The court did not expressly prohibit Venezuela from holding the referendum planned for December 3 on their rights to the region around the Essequibo River, the subject of the long-running border dispute, as requested by Guyana.
However, the judges made it clear that any concrete action to alter the status quo.
Guyana asked the court in November to issue emergency measures to stop the referendum vote. Venezuela said the lawsuit interfered with its internal affairs and constitutional order.
Guyana’s president, Irfaan Ali, welcomed the ruling. “As the Court has made clear, Venezuela is prohibited from annexing or invading Guyanese territory or taking any other action – regardless of the result of its referendum – that alters the status quo in which Guyana administers and controls the Essequibo region,” he said in a statement. release.

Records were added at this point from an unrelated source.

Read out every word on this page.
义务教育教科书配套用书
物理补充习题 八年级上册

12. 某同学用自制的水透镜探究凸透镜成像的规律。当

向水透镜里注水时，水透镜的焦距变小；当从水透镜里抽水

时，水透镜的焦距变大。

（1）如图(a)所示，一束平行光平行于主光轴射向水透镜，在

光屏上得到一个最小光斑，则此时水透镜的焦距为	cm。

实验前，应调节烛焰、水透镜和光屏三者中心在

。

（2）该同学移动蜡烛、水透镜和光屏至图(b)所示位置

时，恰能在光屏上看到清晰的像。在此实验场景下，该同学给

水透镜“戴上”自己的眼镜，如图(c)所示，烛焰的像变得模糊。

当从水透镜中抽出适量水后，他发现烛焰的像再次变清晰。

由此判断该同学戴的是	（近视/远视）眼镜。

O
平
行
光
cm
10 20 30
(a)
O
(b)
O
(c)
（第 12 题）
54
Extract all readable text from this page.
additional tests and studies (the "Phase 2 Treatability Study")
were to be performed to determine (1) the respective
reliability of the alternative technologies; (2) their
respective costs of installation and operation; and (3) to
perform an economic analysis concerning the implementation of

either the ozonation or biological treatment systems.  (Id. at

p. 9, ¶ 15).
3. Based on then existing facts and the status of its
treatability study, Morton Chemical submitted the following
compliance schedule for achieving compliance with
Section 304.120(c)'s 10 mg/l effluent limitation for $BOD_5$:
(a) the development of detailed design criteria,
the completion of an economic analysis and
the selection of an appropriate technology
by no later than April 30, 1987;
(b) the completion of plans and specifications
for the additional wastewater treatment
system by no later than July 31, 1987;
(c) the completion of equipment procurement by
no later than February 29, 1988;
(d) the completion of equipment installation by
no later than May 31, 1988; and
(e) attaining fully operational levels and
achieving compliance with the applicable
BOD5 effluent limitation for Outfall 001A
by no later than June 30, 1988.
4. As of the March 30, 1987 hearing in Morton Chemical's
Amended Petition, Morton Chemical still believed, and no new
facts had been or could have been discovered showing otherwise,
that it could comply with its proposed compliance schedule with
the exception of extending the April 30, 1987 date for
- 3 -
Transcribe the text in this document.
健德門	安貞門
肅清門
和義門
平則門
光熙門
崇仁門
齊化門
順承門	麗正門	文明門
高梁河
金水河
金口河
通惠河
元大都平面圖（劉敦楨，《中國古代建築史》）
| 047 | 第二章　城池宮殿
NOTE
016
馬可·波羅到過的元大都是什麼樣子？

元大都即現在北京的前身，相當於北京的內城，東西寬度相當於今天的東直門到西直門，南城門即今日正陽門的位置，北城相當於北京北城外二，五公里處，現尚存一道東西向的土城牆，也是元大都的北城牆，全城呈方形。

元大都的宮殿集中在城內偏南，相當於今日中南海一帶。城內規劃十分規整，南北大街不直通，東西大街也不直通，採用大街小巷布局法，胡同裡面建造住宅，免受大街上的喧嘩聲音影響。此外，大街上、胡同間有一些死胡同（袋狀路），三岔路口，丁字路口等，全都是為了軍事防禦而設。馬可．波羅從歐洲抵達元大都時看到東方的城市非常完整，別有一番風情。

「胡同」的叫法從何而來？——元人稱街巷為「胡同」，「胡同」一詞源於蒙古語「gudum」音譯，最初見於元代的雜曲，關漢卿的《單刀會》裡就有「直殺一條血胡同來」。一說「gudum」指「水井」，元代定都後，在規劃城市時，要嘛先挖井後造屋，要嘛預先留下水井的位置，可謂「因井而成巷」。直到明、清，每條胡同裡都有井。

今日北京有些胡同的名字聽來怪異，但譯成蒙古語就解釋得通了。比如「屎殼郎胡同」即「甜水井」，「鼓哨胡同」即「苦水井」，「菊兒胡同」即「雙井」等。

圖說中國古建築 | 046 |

The ruling is an opportunity for Venezuela to show respect for international law, said Ali, who added that he trusts that the court will end up issuing a final ruling in favor of Guyana.
The International Court of Justice, as the World Court is formally known, ruled in April that it had jurisdiction over the territorial question. But it could take years to reach a final ruling on that main case.
For its part, the regime Venezuela celebrated this Friday that the ICJ did not order the suspension of the referendum.
“Specifically, Guyana’s requests were rejected,” said Chavista Vice President Delcy Rodríguez in front of journalists and recalled that Guyana had asked the Court to suspend the popular consultation or modify some of its questions.
Rodríguez considered that, with these measures, the international court marks Guyana as a “de facto occupier” of the area, while asking it to put an end to the granting of concessions to oil companies to explore in areas that Venezuela considers “pending to be delimited.”
Although the ICJ considered that the holding of this referendum constitutes a real risk of harm against Guyana, Venezuela reiterated that it “will continue with the preparations” for this consultation, which has monopolized all the efforts of State institutions in recent weeks.
The referendum asks Venezuelans five questions, including whether they agree with Caracas’ position of rejecting the ICJ’s jurisdiction over the Essequibo region, a territory between Venezuela and Guyana, and accepting a plan to incorporate it and create a state called Guayana Esequiba. It would also grant its population Venezuelan citizenship.